Mata Syafrida menyala seketika, kemarahan dalam dada yang baru hendak padam kini kembali terpantik bara. Ia mendengkus dan mengeratkan kepalan tangan, sementara Lantang terlihat keheranan.
“Kenapa, Mak? Ada apa?" Ia bertanya heran.
Syafrida menggeleng ringan dan menghela napas panjang.
Tanpa pikir dua kali, ia hapus pesan yang hanya memancing kemarahan dan luka hati. Ia non aktifkan ponsel di tangan, mengeluarkan SIM card dan mematahkannya jadi dua.
Kartu tak bersalah itu telah pula patah berkeping seperti hatinya.
“Bapak kau,” jawab Syafrida enteng di depan anak bujangnya yang bertanya. “Ndak apa-apa kita lupakan Bapak kau sementara ini, ya?”
Lantang mengangguk. Sejak sebelum mamaknya pulang pun, tingkah polah bapak dan sepupunya telah pula membuatnya muak.
Tak elok sebenarnya memupuk kebencian anak terhadap bapaknya, Syafrida tahu itu. Namun, hatinya kini terlalu sakit jika harus memberi celah terhadap sang laki-laki durjana. Laki-laki yang telah menghancurkan hidupnya.
Syafrida sedang tak ingin berhubungan meski sekadar bercakap-cakap, pun bertanya kabar.
**
Hari berbilang bulan. Kehidupan anak-beranak itu dipelihara Tuhan dalam kesederhanaan. Meski mereka harus banting tulang untuk mencukupi kehidupan, Syafrida dan anak-anaknya tidak pernah kelaparan.

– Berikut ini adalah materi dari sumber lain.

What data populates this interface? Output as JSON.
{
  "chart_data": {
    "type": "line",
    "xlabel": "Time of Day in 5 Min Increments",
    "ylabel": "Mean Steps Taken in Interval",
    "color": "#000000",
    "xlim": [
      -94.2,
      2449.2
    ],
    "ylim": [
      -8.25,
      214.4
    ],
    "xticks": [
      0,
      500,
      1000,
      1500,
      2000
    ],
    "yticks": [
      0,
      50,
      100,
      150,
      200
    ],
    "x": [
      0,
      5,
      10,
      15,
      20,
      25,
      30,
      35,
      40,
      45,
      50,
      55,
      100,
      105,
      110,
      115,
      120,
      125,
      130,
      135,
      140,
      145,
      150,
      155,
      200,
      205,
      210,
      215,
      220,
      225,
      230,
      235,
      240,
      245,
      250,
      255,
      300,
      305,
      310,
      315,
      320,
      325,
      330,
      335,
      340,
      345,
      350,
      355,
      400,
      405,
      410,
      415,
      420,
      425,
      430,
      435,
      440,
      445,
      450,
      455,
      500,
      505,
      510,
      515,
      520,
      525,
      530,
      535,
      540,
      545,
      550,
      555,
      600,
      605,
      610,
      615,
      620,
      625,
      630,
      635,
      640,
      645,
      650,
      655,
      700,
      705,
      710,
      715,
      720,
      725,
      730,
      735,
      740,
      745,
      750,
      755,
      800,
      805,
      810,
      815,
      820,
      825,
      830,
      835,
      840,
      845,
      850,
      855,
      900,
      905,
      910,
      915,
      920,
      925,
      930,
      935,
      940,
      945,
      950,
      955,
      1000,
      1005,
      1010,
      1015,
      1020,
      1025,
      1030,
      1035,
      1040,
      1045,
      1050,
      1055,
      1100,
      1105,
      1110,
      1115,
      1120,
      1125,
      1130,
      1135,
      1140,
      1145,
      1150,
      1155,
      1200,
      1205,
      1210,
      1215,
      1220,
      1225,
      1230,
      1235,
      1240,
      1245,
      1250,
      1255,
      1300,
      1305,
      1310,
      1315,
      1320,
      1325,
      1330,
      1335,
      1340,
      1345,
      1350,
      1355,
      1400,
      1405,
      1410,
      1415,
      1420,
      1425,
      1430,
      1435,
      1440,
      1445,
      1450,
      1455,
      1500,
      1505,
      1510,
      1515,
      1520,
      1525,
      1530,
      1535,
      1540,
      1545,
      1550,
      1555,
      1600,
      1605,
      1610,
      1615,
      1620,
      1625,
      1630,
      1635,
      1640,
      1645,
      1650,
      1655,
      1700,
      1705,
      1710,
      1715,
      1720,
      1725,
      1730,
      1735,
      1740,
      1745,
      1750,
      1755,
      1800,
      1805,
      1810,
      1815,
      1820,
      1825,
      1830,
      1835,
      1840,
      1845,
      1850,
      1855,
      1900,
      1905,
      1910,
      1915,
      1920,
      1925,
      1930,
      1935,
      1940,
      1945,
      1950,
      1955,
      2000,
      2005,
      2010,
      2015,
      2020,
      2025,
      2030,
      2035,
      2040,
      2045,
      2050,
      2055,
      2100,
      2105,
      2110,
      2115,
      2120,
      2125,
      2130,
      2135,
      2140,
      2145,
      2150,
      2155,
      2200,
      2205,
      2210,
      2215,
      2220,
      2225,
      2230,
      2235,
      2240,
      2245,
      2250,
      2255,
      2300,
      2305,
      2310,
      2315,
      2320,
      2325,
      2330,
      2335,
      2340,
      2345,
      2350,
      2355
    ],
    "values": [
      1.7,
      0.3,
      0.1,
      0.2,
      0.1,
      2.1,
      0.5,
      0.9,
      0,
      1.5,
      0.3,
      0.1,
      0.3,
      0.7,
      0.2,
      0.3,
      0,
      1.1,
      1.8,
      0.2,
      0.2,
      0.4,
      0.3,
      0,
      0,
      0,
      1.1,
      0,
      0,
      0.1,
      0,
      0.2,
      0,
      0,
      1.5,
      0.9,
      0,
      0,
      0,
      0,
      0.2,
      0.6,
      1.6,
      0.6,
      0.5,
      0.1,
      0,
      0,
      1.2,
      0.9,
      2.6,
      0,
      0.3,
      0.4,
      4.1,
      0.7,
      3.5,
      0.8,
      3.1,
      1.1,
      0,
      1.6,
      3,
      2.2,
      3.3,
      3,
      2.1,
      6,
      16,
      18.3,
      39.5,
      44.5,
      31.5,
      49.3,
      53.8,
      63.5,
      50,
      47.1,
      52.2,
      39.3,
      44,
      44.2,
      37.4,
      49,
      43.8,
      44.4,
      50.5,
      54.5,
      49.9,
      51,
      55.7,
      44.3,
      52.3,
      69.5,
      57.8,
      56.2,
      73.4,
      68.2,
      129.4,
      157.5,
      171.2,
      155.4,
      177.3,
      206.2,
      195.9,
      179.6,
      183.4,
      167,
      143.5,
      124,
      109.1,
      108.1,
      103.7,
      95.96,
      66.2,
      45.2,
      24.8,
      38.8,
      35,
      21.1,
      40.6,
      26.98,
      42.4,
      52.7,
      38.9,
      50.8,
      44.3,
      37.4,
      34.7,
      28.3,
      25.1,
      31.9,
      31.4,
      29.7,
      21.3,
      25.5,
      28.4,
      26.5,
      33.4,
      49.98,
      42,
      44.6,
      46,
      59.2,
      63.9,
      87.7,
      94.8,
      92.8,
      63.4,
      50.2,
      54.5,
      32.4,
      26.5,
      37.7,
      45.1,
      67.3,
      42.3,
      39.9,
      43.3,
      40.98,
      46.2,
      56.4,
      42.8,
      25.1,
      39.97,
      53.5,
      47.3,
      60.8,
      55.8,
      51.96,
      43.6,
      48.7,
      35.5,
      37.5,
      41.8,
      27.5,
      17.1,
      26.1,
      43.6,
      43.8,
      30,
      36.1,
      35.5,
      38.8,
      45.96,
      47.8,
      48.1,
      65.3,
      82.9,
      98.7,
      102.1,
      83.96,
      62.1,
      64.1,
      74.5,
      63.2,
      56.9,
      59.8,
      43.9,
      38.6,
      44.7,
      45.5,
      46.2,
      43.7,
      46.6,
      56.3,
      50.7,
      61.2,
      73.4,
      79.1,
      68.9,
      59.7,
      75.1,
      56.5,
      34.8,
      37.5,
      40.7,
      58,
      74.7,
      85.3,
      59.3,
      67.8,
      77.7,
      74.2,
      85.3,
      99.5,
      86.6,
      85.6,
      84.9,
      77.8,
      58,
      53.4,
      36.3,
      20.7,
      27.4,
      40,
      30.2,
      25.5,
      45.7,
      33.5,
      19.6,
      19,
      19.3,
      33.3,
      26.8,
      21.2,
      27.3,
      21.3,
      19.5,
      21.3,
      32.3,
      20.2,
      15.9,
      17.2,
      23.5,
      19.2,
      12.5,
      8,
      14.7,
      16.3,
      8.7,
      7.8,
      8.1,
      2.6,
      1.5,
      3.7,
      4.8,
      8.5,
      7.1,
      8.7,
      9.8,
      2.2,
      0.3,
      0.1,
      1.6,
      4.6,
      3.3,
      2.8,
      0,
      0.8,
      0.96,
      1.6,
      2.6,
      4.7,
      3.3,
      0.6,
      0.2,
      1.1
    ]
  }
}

Sejak saat itu, Suhaimi tak terdengar kabar apalagi menampakkan batang hidungnya. Keputusan Syafrida mengganti nomor kontak, membuat lelaki itu tidak pernah lagi bisa menghubungi. Perempuan perkasa itu pun tak lagi peduli. Ia sudah mulai menata hati dan melanjutkan hidupnya yang sederhana. Ia hanya fokus menjadi bahu sandaran untuk Lantang dan Dahlia.
Semua Syafrida kerjakan, seperti yang dahulu Lantang pernah katakan. Ide brilian sang anak bujang itu kini Syafrida realisasikan. Ia menjadi tukang tangguk remis dan menjualnya ke balai-balai, tiga kali dalam sepekan.
Selebihnya, ia berjualan gorengan dan makanan kecil di sekolah Dahlia, sambil mengamati anaknya.
Jika pun ada orang yang meminta tenaganya untuk membantu di sawah, menyiangi padi yang mulai bersemak, membantu memetik kawo, panen kulit manis atau panen padi, semua ia kerjakan tanpa sungkan. Syafrida tanggalkan semua rasa malu asal anak-anaknya bisa makan.
Kecantikannya memudar terbakar matahari. Kulit pualamnya berubah legam, tangannya kasar, dan tumit pun ikut pecah-pecah. Namun, ia tidak peduli.
Syafrida hanya ingin kuat untuk Lantang dan Dahlia.
**
Satu tahun berlalu sudah.
Sang lelaki rupawan Riswandi masih mengamatinya diam-diam. Namun, ia tidak pernah lagi bertanya perihal suaminya dan para tetua adat pun tak lagi ambil pusing, sebab Suhaimi raib entah ke mana.
Hanya mamak dan bapak Hartumi yang bersusah hati. Habis sudah uang mereka demi mencari anak gadisnya.